I have a workload that I want to multi thread. This involves calling a function in parallel, that needs some work space for computing. The following rules apply:
There may never be two computations using the same workspace at the same time.
If one computation is done, its workspace can be reused by another computation.
New workspaces can be created at will, but this is an expensive operation.
What is the recommended way to do this? Currently, I use the following pattern, but I don’t like the try catch here:
workspace = try
task_local_storage(:workspace)
catch err
task_local_storage(:workspace, create_workspace())
end
workspaces = [create_workspace() for _ in 1:Threads.nthreads()]
function compute(workspaces, config)
workspace = workspaces[Threads.threadid()]
#... Do some compute
end
As long as you use something like Threads.@threads you shouldn’t ever overlap.
You could also use a Channel:
# setup workspaces channel
workspaces = Channel{YourWorkspaceType}(Threads.nthreads())
for i in 1:nthreads()
put!(workspaces, create_workspace())
end
function compute(workspaces, config)
workspace = take!(workspaces)
#... Do some compute
put!(workspaces, workspace)
end
function compute(workspaces, config)
workspace = workspaces[Threads.threadid()]
#... Do some compute
end
This one makes me nervous.
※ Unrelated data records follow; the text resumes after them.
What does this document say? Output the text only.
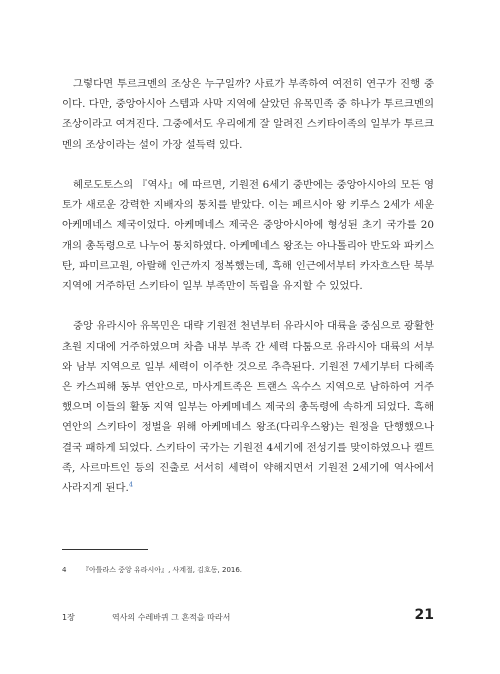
그렇다면 투르크멘의 조상은 누구일까? 사료가 부족하여 여전히 연구가 진행 중이다. 다만, 중앙아시아 스텝과 사막 지역에 살았던 유목민족 중 하나가 투르크멘의 조상이라고 여겨진다. 그중에서도 우리에게 잘 알려진 스키타이족의 일부가 투르크멘의 조상이라는 설이 가장 설득력 있다.

헤로도토스의 『역사』에 따르면, 기원전 6세기 중반에는 중앙아시아의 모든 영토가 새로운 강력한 지배자의 통치를 받았다. 이는 페르시아 왕 키루스 2세가 세운 아케메네스 제국이었다. 아케메네스 제국은 중앙아시아에 형성된 초기 국가를 20개의 총독령으로 나누어 통치하였다. 아케메네스 왕조는 아나톨리아 반도와 파키스탄, 파미르고원, 아랄해 인근까지 정복했는데, 흑해 인근에서부터 카자흐스탄 북부 지역에 거주하던 스키타이 일부 부족만이 독립을 유지할 수 있었다.

중앙 유라시아 유목민은 대략 기원전 천년부터 유라시아 대륙을 중심으로 광활한 초원 지대에 거주하였으며 차츰 내부 부족 간 세력 다툼으로 유라시아 대륙의 서부와 남부 지역으로 일부 세력이 이주한 것으로 추측된다. 기원전 7세기부터 다헤족은 카스피해 동부 연안으로, 마사게트족은 트랜스 옥수스 지역으로 남하하여 거주했으며 이들의 활동 지역 일부는 아케메네스 제국의 총독령에 속하게 되었다. 흑해 연안의 스키타이 정벌을 위해 아케메네스 왕조(다리우스왕)는 원정을 단행했으나 결국 패하게 되었다. 스키타이 국가는 기원전 4세기에 전성기를 맞이하였으나 켈트족, 사르마트인 등의 진출로 서서히 세력이 약해지면서 기원전 2세기에 역사에서 사라지게 된다.$^4$

4 『아틀라스 중앙 유라시아』, 사계절, 김호동, 2016.
1장	역사의 수레바퀴 그 흔적을 따라서	21
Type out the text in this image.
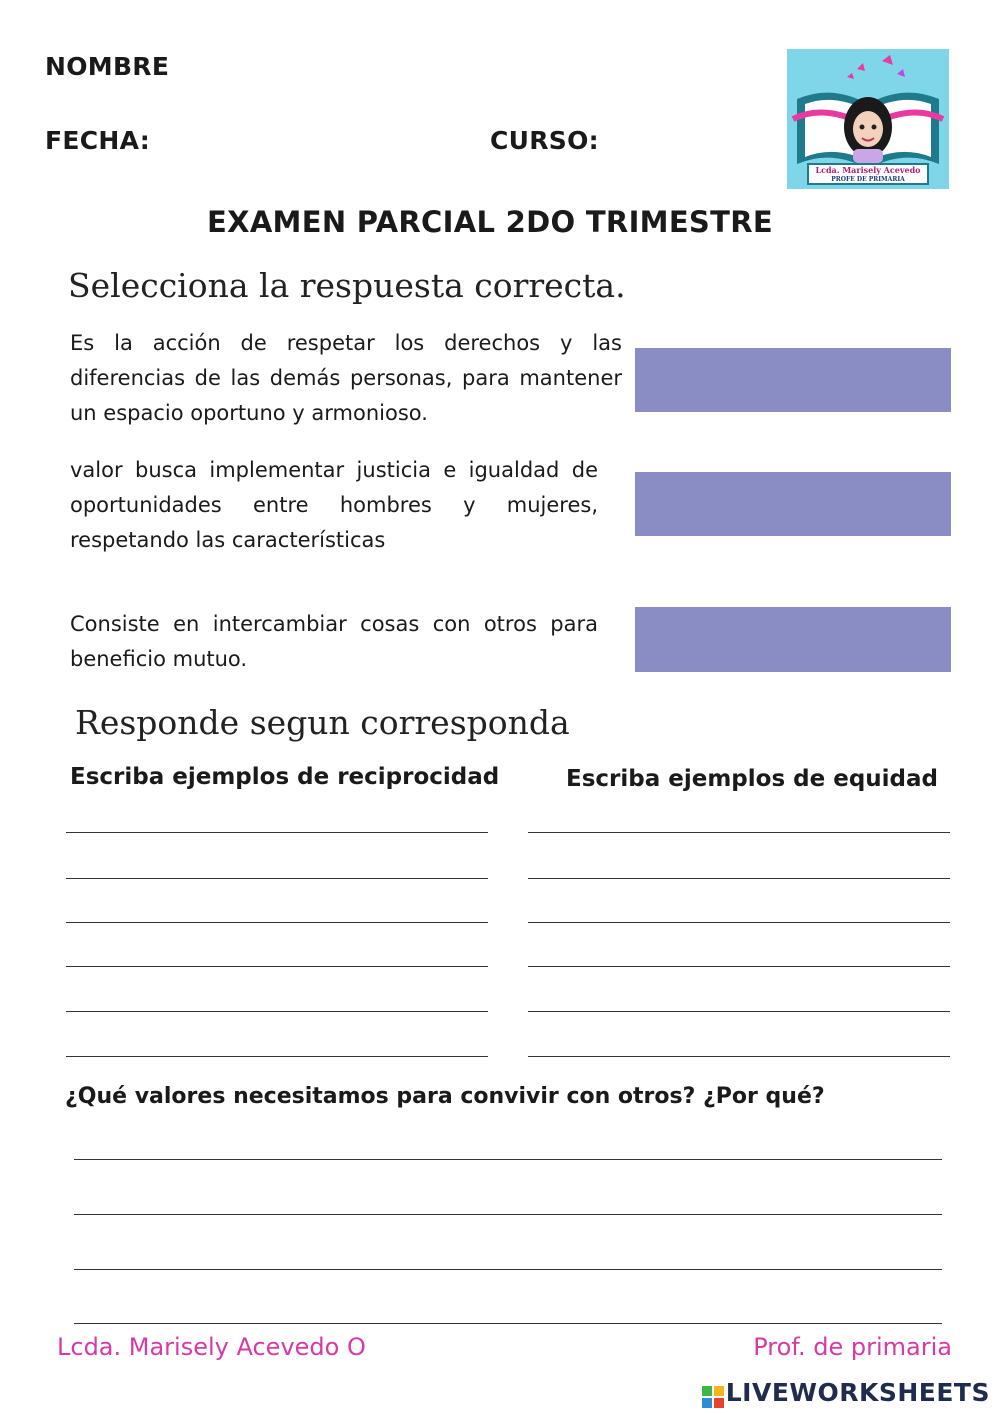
NOMBRE
FECHA:	CURSO:
Lcda. Marisely Acevedo
PROFE DE PRIMARIA
EXAMEN PARCIAL 2DO TRIMESTRE
Selecciona la respuesta correcta.
Es la acción de respetar los derechos y las diferencias de las demás personas, para mantener un espacio oportuno y armonioso.
valor busca implementar justicia e igualdad de oportunidades entre hombres y mujeres, respetando las características
Consiste en intercambiar cosas con otros para beneficio mutuo.
Responde segun corresponda
Escriba ejemplos de reciprocidad	Escriba ejemplos de equidad
¿Qué valores necesitamos para convivir con otros? ¿Por qué?
Lcda. Marisely Acevedo O	Prof. de primaria
LIVEWORKSHEETS
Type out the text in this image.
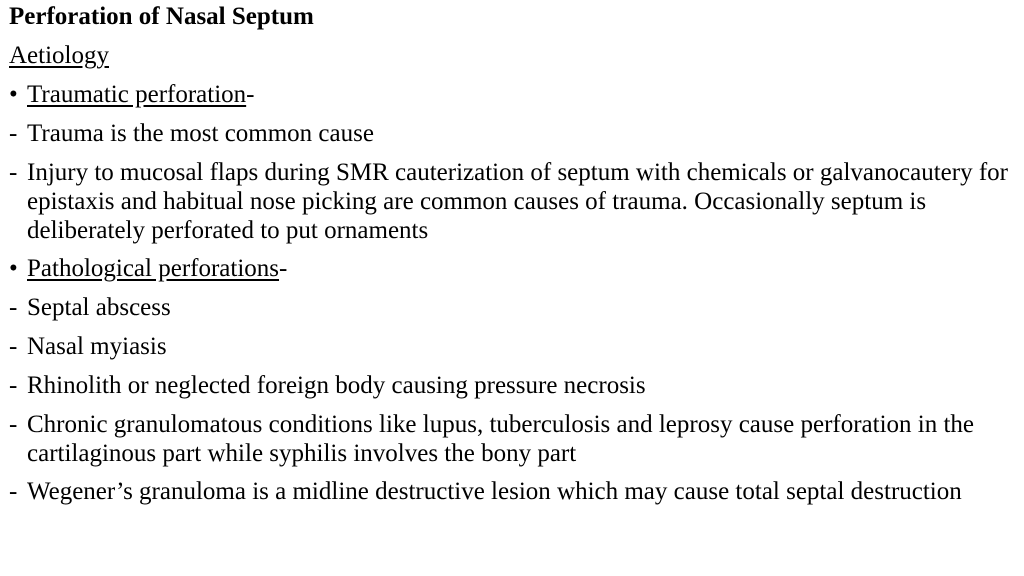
Perforation of Nasal Septum
Aetiology
• Traumatic perforation-
- Trauma is the most common cause
- Injury to mucosal flaps during SMR cauterization of septum with chemicals or galvanocautery for epistaxis and habitual nose picking are common causes of trauma. Occasionally septum is deliberately perforated to put ornaments
• Pathological perforations-
- Septal abscess
- Nasal myiasis
- Rhinolith or neglected foreign body causing pressure necrosis
- Chronic granulomatous conditions like lupus, tuberculosis and leprosy cause perforation in the cartilaginous part while syphilis involves the bony part
- Wegener’s granuloma is a midline destructive lesion which may cause total septal destruction
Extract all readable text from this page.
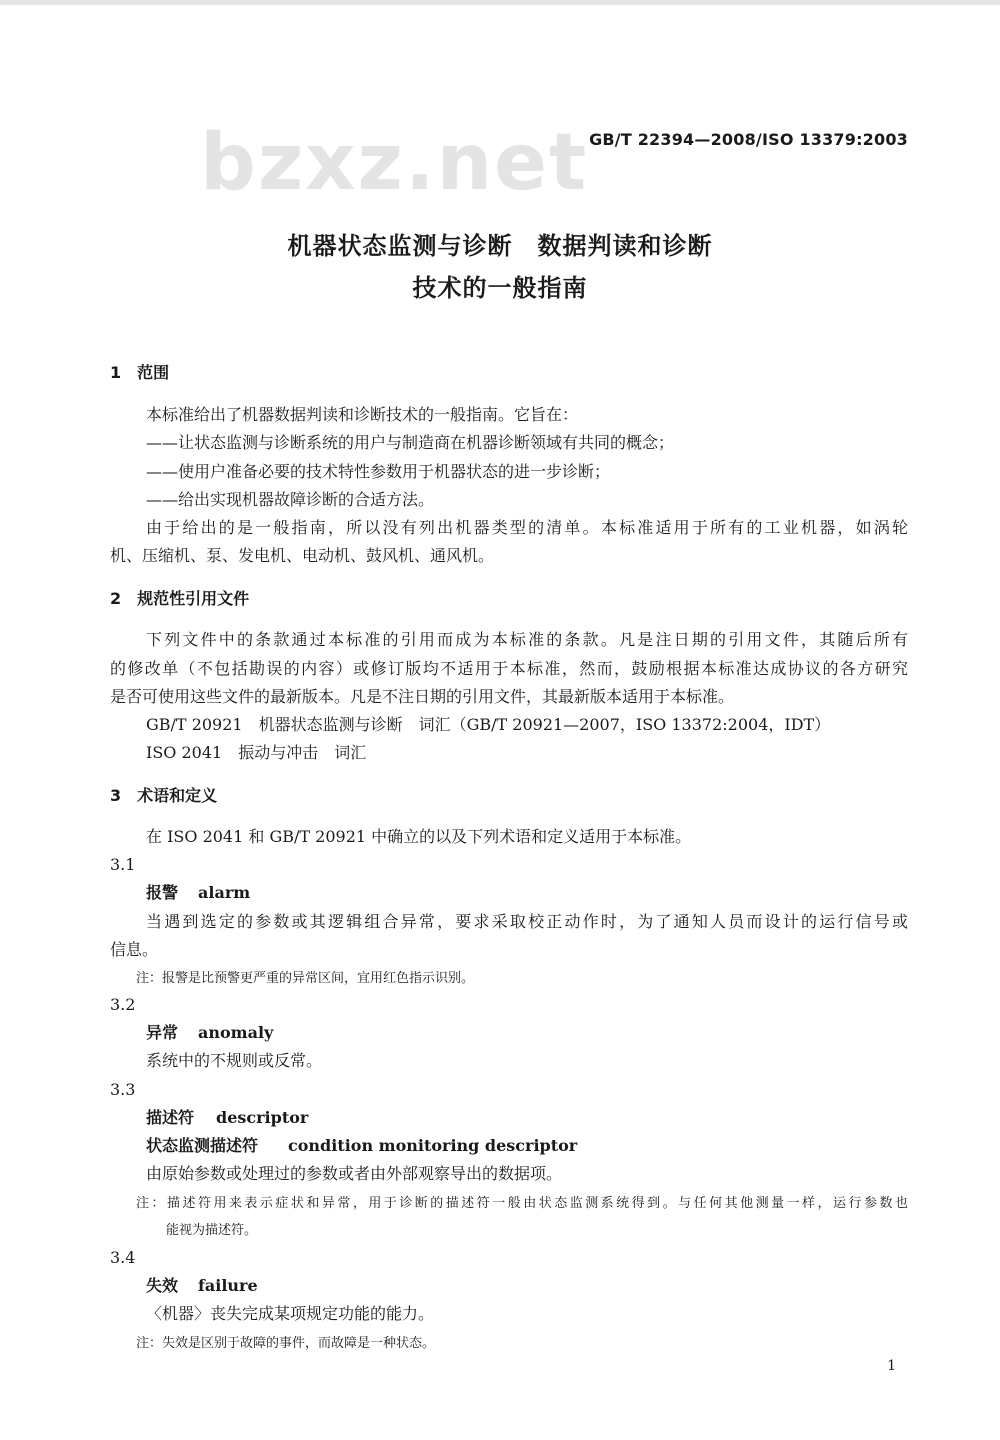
bzxz.net GB/T 22394—2008/ISO 13379:2003
机器状态监测与诊断　数据判读和诊断
技术的一般指南
1　范围
本标准给出了机器数据判读和诊断技术的一般指南。它旨在：
——让状态监测与诊断系统的用户与制造商在机器诊断领域有共同的概念；
——使用户准备必要的技术特性参数用于机器状态的进一步诊断；
——给出实现机器故障诊断的合适方法。
由于给出的是一般指南，所以没有列出机器类型的清单。本标准适用于所有的工业机器，如涡轮
机、压缩机、泵、发电机、电动机、鼓风机、通风机。
2　规范性引用文件
下列文件中的条款通过本标准的引用而成为本标准的条款。凡是注日期的引用文件，其随后所有
的修改单（不包括勘误的内容）或修订版均不适用于本标准，然而，鼓励根据本标准达成协议的各方研究
是否可使用这些文件的最新版本。凡是不注日期的引用文件，其最新版本适用于本标准。
GB/T 20921　机器状态监测与诊断　词汇（GB/T 20921—2007，ISO 13372:2004，IDT）
ISO 2041　振动与冲击　词汇
3　术语和定义
在 ISO 2041 和 GB/T 20921 中确立的以及下列术语和定义适用于本标准。
3.1
报警 alarm
当遇到选定的参数或其逻辑组合异常，要求采取校正动作时，为了通知人员而设计的运行信号或
信息。
注：报警是比预警更严重的异常区间，宜用红色指示识别。
3.2
异常 anomaly
系统中的不规则或反常。
3.3
描述符 descriptor
状态监测描述符 condition monitoring descriptor
由原始参数或处理过的参数或者由外部观察导出的数据项。
注：描述符用来表示症状和异常，用于诊断的描述符一般由状态监测系统得到。与任何其他测量一样，运行参数也
能视为描述符。
3.4
失效 failure
〈机器〉丧失完成某项规定功能的能力。
注：失效是区别于故障的事件，而故障是一种状态。
1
AFAIU The scheduler is free to launch new tasks on threads that have unfinished tasks, which means workspace clashes.
# setup workspaces channel
workspaces = Channel{YourWorkspaceType}(Threads.nthreads())
for i in 1:nthreads()
put!(workspaces, create_workspace())
end
function compute(workspaces, config)
workspace = take!(workspaces)
#... Do some compute
put!(workspaces, workspace)
end
With this, I think there are no workspace clashes, great!
This might deplete the channel if the scheduler decides to use more tasks than threads. But that may even be desirable. In contrast to my solution, this ensures no more workspaces than strictly necessary are created.